[jira] [Comment Edited] (SPARK-34591) Pyspark undertakes pruning of decision trees and random forests outside the control of the user, leading to undesirable and unexpected outcomes that are challengi

2021-09-22 Thread Rafael Hernandez Murcia (Jira)


[ 
https://issues.apache.org/jira/browse/SPARK-34591?page=com.atlassian.jira.plugin.system.issuetabpanels:comment-tabpanel=17418643#comment-17418643
 ] 

Rafael Hernandez Murcia edited comment on SPARK-34591 at 9/22/21, 2:52 PM:
---

I noticed this behavior of the DecisionTreeClassifier by chance in a use case 
when upgrading from Spark 2.2.3 to 2.4.7

I do not understand how it is possible that this issue is not critical. 
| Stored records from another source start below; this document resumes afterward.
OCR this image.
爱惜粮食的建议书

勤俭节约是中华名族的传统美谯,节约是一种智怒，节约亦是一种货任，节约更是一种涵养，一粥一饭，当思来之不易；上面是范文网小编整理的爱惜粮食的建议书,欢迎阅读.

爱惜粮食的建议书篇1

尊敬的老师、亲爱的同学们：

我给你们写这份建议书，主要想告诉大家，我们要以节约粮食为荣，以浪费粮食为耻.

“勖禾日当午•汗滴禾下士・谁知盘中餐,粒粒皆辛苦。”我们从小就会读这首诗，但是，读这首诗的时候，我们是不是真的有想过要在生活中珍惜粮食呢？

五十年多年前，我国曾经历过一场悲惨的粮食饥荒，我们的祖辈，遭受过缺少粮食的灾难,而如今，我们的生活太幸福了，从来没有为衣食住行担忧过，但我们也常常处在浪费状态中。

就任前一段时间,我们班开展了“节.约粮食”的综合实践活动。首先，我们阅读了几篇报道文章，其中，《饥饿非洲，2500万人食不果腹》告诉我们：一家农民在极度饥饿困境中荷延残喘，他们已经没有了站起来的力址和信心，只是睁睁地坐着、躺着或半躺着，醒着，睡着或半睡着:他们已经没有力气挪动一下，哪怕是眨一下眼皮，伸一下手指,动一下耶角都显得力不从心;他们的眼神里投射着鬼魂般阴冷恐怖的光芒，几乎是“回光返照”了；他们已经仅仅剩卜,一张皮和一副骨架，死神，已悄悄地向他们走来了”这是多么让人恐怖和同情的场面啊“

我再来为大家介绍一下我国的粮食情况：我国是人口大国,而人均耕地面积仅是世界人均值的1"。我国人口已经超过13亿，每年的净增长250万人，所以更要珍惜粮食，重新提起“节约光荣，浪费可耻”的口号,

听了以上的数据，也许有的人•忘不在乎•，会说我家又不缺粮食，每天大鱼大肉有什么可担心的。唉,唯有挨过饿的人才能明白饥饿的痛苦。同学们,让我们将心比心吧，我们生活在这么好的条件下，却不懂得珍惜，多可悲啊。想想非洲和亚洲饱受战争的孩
Regarding unbalanced data sets, both DecisionTreeClassifier and 
RandomForestClassifier are useless for many uses cases that we are working on.

I hope that that this will be fix soon, even if it is just by setting the 
default pruning behaviour to False.

I saw the opened PR but I'm worry that we'll have to wait a lot for the 
solution. 


was (Author: rafael_hernandez):
I noticed this behavior of the DecisionTreeClassifier by chance in a use case 
when upgrading from Spark 2.2.3 to 2.4.7

I do not understand how it is possible that this issue is not critical. 

Regarding unbalanced data sets, both DecisionTreeClassifier and 
RandomForestClassifier are useless for many uses cases that we are working on.

I hope that that this will be fix soon, even if it is just by setting the 
default pruning behaviour to False.

I saw the open PR but I'm worry that we'll have to wait a lot for the solution. 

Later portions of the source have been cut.